While watching from the rear, John slyly seizes the opportunity to drifts over to the "Thai" side, thinking he might just slip into the party unannounced. He attempts to pass through an unguarded opening in the velvet rope.
“Welcome, sir!” greets a voice out of nowhere. A uniformed hotel attendant had just stealthily emerged from the shadows like a phantom, puncturing John’s dreamy vision of the intimate past. “Are you lost, sir?”
“No I am not.” John quietly bristles. Why does he keep getting lumped together with all those fresh-off-the-plane tourists? Lost? Perhaps. He’s at ground zero of a lost love, about to reconnect with a life that has eluded him for so long.

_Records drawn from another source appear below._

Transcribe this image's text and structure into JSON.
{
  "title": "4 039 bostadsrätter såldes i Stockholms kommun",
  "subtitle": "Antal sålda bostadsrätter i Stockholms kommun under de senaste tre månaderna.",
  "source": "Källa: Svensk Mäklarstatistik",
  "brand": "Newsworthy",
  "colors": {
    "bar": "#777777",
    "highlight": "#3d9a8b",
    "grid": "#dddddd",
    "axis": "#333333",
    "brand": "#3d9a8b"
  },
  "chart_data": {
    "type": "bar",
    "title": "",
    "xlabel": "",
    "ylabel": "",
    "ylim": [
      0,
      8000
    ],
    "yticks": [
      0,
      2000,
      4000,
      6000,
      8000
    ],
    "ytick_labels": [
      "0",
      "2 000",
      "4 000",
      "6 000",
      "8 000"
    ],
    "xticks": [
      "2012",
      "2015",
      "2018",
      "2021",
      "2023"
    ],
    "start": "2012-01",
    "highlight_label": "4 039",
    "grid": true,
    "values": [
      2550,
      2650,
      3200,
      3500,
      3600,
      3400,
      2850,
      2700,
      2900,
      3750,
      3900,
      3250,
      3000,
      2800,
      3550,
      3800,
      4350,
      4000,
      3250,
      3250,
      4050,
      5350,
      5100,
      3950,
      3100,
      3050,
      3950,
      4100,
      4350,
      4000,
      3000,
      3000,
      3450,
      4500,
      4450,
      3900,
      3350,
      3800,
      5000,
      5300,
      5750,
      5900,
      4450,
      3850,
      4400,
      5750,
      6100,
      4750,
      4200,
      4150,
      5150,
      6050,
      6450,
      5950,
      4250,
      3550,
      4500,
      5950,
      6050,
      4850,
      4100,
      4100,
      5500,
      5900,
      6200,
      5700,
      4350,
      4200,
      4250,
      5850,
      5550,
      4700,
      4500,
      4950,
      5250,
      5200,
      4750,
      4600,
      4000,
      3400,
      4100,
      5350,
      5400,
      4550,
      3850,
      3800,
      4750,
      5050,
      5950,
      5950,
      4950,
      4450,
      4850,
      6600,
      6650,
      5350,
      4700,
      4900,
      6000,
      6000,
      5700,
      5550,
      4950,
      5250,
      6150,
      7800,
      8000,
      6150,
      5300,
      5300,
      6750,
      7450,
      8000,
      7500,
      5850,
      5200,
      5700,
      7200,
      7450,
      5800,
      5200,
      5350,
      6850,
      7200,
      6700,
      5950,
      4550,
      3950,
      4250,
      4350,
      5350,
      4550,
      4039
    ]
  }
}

“Please step this way, please sir!” the attendant warmly urges. 
Convinced that Joy's arrival would change everything, John decides not to put up an argument and instead docilely follows this escort towards the glow of Christmas-lit trees and twinkling bushes.
“Happy Loy Kratong, sir.”
“Happy to you, too,” John answers distractedly, his eyes focused on the distant constellations of light emanating from the private party. He isn’t inside yet, but he will be any minute now.
Chatting with the attendant, who seems to be impressed by all things "international" John immediately realizes the futility in protesting that he isn’t a tourist. The man is just going his job, helping people to find their place, even if it means moving them apart.
As the attendant leads him deep into the tourist pen, he feels like a mustang being roped into the wrong corral. He keeps up a facade of calm, but he is champing at the bit with silent indignation.
“Here we are. You are welcome to enjoy International Loy Kratong Party.”
“Ah, thank you.” John sighs resignedly. Once a farang, always a farang.
Now that the hotel staff has outed him, he’s got no choice but to pretend he’s enjoying the little segregated shindig for flight attendants and package tourists; a dash of local color, a sprinkle of hotel hospitality. It’s Loy Kratong for dummies, and to everyone’s gaze but his own, he’s one of them.